A 12-pound turkey was roasting on our family barbeque, the fixings were prepared, and the Royal Albert china was set for 8.

As the party progressed, my dad went to give the bird a final glaze. But he was stunned when he opened the BBQ to find only a pile of burning coals. No turkey in sight. No bird. No spit. No nothing. Presuming there was a practical joker in the crowd, Dad came back into the living room, now a din of excited chatter, and asked, “Okay, who’s got the bird?” The confused guests had no idea what he was talking about.

Knowing that the close-knit neighbourhood was filled with possible culprits, Dad went on a mad dash to a variety of homes asking about his turkey. His prime suspect, Jack, was not at home. 

In what was now a frantic state, Dad brushed by Jack’s wife. He sniffed the air, and said, “I smell turkey!” 

He followed his nose around the house. He ended up in the laundry room where he even opened the washer and dryer looking for a hidden bird. 

Jack’s wife followed him, insisting that Jack wasn’t there and that they didn’t have his turkey. My Dad said he didn’t believe her and checked their house a second time.

Finally, after exhausting his search, and his dignity, Dad made his sad and bewildered way back to his home of hungry guests. Mom valiantly brought out two cans of luncheon meat - and asked those who lived nearby to got home and check their pantries to round out the meal. 

Dinner was served, a great time was had by all, and, “The Story of the Turkey” was born.

Years later, I made friends with the girl across the street. The youngest of six children, and the only girl, she had crazy stories to share. One day, she regaled me with the tale of how her mother had once found the carcass of a turkey, complete with spit, under their basement couch. Although her brother Bob was a key suspect, nobody would ‘fess up to the origins of the bird. So their family had a “Turkey Story” too. 

Knowing that these two stories had to be connected, I warned my friend NEVER to tell my folks as I was sure the result would have been a family feud that would could have severed our friendship.
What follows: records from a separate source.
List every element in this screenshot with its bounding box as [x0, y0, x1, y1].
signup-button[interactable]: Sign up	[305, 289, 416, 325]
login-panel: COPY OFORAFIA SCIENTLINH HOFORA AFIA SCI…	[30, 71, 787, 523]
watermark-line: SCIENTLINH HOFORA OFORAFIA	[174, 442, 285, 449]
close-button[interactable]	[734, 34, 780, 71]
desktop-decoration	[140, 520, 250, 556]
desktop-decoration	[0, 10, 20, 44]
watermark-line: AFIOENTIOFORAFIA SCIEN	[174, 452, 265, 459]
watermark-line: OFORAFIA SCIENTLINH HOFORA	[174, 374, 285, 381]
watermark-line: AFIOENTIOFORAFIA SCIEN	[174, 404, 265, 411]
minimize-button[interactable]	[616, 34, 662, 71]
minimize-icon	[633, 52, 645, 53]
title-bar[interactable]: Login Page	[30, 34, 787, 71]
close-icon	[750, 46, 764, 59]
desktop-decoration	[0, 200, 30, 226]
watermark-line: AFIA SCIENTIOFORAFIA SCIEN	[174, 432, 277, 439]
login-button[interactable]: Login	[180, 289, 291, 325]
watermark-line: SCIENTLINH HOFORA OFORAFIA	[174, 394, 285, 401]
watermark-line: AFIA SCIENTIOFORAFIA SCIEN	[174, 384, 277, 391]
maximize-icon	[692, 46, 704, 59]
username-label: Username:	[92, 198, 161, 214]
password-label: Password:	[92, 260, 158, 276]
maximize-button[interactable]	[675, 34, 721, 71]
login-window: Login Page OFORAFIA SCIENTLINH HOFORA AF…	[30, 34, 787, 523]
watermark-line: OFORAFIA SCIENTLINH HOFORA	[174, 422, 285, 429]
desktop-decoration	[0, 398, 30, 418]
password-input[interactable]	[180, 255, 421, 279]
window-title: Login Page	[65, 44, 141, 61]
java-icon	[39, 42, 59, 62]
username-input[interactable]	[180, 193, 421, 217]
Fast forward a few decades … my parents are sitting in their living room one evening and they heard a knock on the door. 

Dad answered it and found a large man with a bundle under each arm. 

“Mr. Stollings?” said the man at the door. 

“Yes?” my Dad said, gingerly. 

“Mr. Stollings, thirty years ago I stole your turkey. I’ve come to bring it back.” It was Bob. My friend’s older brother. He was holding up a 30-pound bird.

“I’ve brought this too,” he said, in his other hand he had a large bottle of Canadian Club Whiskey. 

Bob explained that years back he and a friend were coming home from skating when they smelled the delicious barbequing turkey. Hankering for a snack - they stole the bird - spit and all - and devoured it. 

Why did Bob confess after all those years? Well, Bob now had children of his own. He wanted to set his transgression straight in order to teach his children to always own up to the things they’ve done and to make them right.

Bob was invited in, and Mom and Dad sat teary-eyed and talked about families, and times past, and times ahead. 

The bird had grown in the years between its disappearance and its resurrection, and so too, did our family’s “Turkey Story.” 

Since then, the story’s epilogue has been told to everyone who knew the original tale and it has brought many “good” tears and a sense of peace knowing that our lost turkey finally came home to roost, or roast as it were.